The government of Afghanistan is reportedly appealing to militia groups and veterans of the resistance against Soviet invasion in the 1980s to fight the Taliban as it rampages across northern Afghanistan and U.S. troops continue their withdrawal.
Turkey’s Andalou Agency on Thursday quoted human rights activists who expressed concerns about the training, arms, and discipline of these militias, which Afghanistan’s new defense and interior ministers have taken to calling “popular uprising forces.” Skeptics feared there would be little vetting of militia groups and not much supervision of their activities:
Nezam Uddin, the chairman of the Peace and Human Rights Organization, feared that without a robust regulatory mechanism, the distribution of arms and extension of impunity would plunge the country further into a deeper crisis. “The drive of forming and arming local militias in remote areas away from regulatory mechanism and oversight means anyone can exploit the situation for personal or factional gains in a lethal way,” he told Anadolu Agency.
The idea of forming a militia had previously also caused concerns among the rights group, with the Human Rights Watch calling for completely scarping the idea. It warned in a report that such militias with reduced training and potentially less oversight risk being yet another abusive power group operating outside the military’s chain of command.

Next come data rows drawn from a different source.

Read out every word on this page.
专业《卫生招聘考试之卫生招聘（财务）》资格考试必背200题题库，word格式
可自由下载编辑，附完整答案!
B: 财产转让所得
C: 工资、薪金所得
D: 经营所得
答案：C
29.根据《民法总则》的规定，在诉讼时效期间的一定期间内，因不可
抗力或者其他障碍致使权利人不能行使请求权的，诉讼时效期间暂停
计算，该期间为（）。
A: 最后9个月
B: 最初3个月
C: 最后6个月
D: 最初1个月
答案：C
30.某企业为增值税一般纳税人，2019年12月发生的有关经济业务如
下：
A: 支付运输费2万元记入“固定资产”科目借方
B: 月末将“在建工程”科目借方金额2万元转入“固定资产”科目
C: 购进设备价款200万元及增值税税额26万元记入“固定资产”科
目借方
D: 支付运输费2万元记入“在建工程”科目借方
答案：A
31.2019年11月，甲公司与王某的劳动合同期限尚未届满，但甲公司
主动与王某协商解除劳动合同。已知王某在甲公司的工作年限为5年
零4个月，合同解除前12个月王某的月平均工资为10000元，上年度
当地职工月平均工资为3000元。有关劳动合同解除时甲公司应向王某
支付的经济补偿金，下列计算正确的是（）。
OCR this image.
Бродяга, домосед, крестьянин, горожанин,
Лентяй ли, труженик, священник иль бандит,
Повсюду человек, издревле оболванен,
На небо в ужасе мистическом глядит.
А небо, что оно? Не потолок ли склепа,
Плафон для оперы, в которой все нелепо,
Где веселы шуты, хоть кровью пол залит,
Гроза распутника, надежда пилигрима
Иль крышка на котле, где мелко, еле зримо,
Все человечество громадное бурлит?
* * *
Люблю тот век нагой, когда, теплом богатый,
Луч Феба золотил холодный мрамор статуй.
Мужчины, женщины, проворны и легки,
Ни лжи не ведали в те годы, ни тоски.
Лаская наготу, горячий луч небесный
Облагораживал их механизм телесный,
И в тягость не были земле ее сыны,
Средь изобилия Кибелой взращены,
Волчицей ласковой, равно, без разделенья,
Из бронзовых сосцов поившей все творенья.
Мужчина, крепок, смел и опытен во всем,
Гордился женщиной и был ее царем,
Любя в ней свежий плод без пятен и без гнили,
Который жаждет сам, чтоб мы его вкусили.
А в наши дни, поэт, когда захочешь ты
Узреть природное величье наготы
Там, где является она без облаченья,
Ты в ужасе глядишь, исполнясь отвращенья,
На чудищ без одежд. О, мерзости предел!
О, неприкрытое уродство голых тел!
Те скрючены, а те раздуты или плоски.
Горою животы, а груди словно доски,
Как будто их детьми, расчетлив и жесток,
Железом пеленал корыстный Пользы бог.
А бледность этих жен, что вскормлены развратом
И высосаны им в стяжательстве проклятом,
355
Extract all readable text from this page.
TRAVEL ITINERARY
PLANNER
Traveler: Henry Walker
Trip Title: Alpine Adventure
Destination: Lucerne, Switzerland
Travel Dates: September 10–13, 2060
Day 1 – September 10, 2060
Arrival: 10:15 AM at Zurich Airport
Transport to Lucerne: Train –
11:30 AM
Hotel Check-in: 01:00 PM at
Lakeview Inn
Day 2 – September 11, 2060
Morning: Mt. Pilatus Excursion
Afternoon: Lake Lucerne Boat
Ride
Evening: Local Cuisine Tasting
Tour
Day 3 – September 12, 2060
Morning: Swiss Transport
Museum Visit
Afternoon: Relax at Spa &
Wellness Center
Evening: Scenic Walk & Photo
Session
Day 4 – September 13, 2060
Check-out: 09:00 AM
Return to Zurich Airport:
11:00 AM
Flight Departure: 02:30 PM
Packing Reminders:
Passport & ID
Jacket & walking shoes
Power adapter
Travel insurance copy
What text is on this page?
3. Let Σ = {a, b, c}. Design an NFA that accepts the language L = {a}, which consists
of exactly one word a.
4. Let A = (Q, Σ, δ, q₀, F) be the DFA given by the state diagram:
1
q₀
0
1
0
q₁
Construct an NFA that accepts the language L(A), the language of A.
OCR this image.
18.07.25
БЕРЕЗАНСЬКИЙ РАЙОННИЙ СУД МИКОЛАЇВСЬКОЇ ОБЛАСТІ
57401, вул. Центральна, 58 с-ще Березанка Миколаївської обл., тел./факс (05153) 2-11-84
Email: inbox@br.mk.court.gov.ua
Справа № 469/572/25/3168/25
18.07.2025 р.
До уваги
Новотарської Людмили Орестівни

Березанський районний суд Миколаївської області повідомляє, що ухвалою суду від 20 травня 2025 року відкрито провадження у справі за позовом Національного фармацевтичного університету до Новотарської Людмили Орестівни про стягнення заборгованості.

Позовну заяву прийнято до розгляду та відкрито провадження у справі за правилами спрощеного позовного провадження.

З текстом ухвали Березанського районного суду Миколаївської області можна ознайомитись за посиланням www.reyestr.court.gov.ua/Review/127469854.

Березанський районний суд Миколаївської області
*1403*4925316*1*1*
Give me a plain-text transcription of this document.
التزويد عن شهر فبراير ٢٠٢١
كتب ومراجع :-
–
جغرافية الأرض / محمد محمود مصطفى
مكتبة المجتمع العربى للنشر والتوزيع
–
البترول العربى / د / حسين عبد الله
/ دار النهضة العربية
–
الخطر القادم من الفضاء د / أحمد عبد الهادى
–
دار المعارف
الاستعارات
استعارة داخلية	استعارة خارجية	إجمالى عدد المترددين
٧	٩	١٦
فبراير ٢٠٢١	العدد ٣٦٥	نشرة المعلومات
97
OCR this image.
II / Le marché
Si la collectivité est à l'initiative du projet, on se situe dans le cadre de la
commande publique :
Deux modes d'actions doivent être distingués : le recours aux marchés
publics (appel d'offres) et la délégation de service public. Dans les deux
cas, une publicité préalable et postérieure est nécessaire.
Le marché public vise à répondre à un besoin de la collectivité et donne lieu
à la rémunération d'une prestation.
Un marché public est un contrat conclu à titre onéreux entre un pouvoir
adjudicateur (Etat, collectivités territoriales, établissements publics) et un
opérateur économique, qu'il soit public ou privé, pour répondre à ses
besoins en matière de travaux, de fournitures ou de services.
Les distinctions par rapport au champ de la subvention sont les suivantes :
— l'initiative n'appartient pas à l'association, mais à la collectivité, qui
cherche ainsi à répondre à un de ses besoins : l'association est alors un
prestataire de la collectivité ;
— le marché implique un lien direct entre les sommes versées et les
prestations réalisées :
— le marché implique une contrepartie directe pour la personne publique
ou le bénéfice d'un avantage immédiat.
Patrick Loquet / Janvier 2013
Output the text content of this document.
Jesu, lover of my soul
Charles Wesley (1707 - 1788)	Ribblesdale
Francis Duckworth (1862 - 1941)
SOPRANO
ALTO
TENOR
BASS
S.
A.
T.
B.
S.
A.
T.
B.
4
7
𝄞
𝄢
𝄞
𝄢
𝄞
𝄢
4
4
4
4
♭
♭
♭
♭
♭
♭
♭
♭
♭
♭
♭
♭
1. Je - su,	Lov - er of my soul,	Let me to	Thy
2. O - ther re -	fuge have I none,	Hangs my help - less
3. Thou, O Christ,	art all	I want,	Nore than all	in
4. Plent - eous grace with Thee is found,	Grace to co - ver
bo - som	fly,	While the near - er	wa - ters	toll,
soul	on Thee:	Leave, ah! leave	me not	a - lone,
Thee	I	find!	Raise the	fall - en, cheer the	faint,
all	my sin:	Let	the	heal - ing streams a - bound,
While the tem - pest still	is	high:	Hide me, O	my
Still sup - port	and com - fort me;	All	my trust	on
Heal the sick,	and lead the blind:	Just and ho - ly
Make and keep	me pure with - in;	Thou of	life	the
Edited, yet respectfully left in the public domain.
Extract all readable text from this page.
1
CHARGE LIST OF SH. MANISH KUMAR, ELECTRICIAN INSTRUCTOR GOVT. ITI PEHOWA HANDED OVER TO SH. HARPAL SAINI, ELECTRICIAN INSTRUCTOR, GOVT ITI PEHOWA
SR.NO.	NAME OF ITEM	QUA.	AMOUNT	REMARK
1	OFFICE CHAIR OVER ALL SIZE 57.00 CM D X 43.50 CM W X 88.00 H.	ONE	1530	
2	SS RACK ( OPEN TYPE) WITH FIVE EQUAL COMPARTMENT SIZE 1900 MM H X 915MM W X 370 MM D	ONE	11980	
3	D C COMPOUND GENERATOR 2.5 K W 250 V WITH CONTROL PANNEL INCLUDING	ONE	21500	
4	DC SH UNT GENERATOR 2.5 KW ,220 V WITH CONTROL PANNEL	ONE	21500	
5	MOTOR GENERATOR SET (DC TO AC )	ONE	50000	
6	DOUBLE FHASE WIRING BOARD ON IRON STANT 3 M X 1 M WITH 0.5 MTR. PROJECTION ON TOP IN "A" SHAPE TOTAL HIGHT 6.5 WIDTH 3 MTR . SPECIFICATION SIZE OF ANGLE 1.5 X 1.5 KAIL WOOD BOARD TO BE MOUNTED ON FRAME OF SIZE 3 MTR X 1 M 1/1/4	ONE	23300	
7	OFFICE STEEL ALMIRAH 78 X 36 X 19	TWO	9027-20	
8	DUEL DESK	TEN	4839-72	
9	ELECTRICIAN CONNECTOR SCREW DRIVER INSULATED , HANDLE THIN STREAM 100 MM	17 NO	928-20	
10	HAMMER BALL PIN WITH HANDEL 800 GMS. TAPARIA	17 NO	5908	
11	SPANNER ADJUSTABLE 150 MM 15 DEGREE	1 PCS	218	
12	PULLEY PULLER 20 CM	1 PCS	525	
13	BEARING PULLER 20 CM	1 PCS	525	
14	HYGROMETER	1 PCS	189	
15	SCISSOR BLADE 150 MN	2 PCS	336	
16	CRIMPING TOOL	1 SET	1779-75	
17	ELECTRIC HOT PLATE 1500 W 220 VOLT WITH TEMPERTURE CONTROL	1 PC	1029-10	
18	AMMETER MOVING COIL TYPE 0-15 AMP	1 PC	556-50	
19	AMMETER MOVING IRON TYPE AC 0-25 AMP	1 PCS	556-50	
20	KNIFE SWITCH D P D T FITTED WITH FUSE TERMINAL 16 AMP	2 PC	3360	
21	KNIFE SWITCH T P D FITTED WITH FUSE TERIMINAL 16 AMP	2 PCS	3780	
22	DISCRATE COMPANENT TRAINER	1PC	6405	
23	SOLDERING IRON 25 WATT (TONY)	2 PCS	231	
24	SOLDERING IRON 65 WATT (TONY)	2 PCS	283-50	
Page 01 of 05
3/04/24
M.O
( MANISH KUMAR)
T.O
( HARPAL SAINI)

“The Afghan government’s expansion of irregular forces could have enormously dangerous consequences for civilians,” said Patricia Gossman, a senior researcher at Human Rights Watch.
Gossman suggested the Afghan government should instead seek U.S. and NATO assistance to “strengthen training and oversight to ensure that all forces respect the law.” As dismayed residents of northern Afghanistan are pointing out, the U.S. and NATO spent twenty years “strengthening” the regular Afghan military, but it keeps retreating and surrendering in the face of Taliban assaults.
The Taliban now commands over half the districts in Afghanistan, although only about one-third of the population lives under its control. Analysts believe eight entire provinces could fall to the Taliban before U.S. withdrawal has even been completed. Several cities, ports, and border crossings were reportedly taken without a shot being fired when Afghan troops abandoned their posts.
Government officials are increasingly interested in supporting citizens who wish to resist the Taliban invasion, often with the help of the mujahideen – veterans of the guerrilla war against the Soviets four decades ago, and their disciples. A district governor in Kandahar province told Andalou that militia forces will be well-armed, paid government salaries, and trained to “fight alongside the Afghan police and the Afghan National Army against the Taliban.”
The militia movement was gaining steam before local governors or national security officials in Kabul began endorsing it. One of the largest and best-organized anti-Taliban militias took up arms in April, its ranks largely filled with Hazaras, a Persian-speaking Shiite Muslim ethnic minority from central Afghanistan whose men, women, and children have been wantonly murdered by Taliban and Islamic State forces.
Hazara leaders say they were ready to fight because they never had much faith in the ability, or desire, of the Kabul government to protect them. They have also expressed anger at departing U.S. and NATO forces for not defending them against attacks they fear will escalate into genocide.
“The world doesn’t speak about our deaths. The world is silent. Are we not human?” a grieving Hazara said at the funeral for victims of an early June bomb attack.
“The U.S. can go into space, but they can’t find out who is doing this? They can see an ant move from space, but they can’t see who is killing Hazaras?” said another.
The ethnic, religious, and ideological composition of these militia groups is one of the characteristics that worry observers. Skeptics say many militia leaders are little better than warlords, armed ethnic groups have scores to settle with each other as well as the Taliban, and the outcome could replace the Taliban offensive with all-out civil war. The most troubled of these skeptics note that many of the factions standing up citizen armies to fight the Taliban are not fond of the politically dominant Pashtun group, which includes President Ashraf Ghani.
Ghani, who will be in Washington on Friday to discuss security issues, made a public appeal Monday for militia leaders to form a “united front” with government police and military forces to “safeguard the republic system.”
Ghani’s newly appointed Defense Minister Bismillah Khan Mohammadi even more bluntly called on “patriots and people everywhere to stand alongside their security and defense forces,” promising “equipment and resources” from Kabul to those who answer the call.
The Taliban responded to the growing militia movement by unconvincingly promising to “accommodate all rights of citizens in our country,” and much more earnestly vowing to kill anyone who dares to fight against them.
“Those individuals who are still fanning the flames of war and conflict in the country, arming [militias] in the name of defense or exploiting common people in the name of uprisings to maintain their illegitimate hold on power, should know that the attitude of the Islamic Emirate towards them will be stern and they will be deprived of amnesty,” the Taliban said in a statement on Wednesday, adding a thinly veiled threat to attack the families and children of “war-mongering” militia members.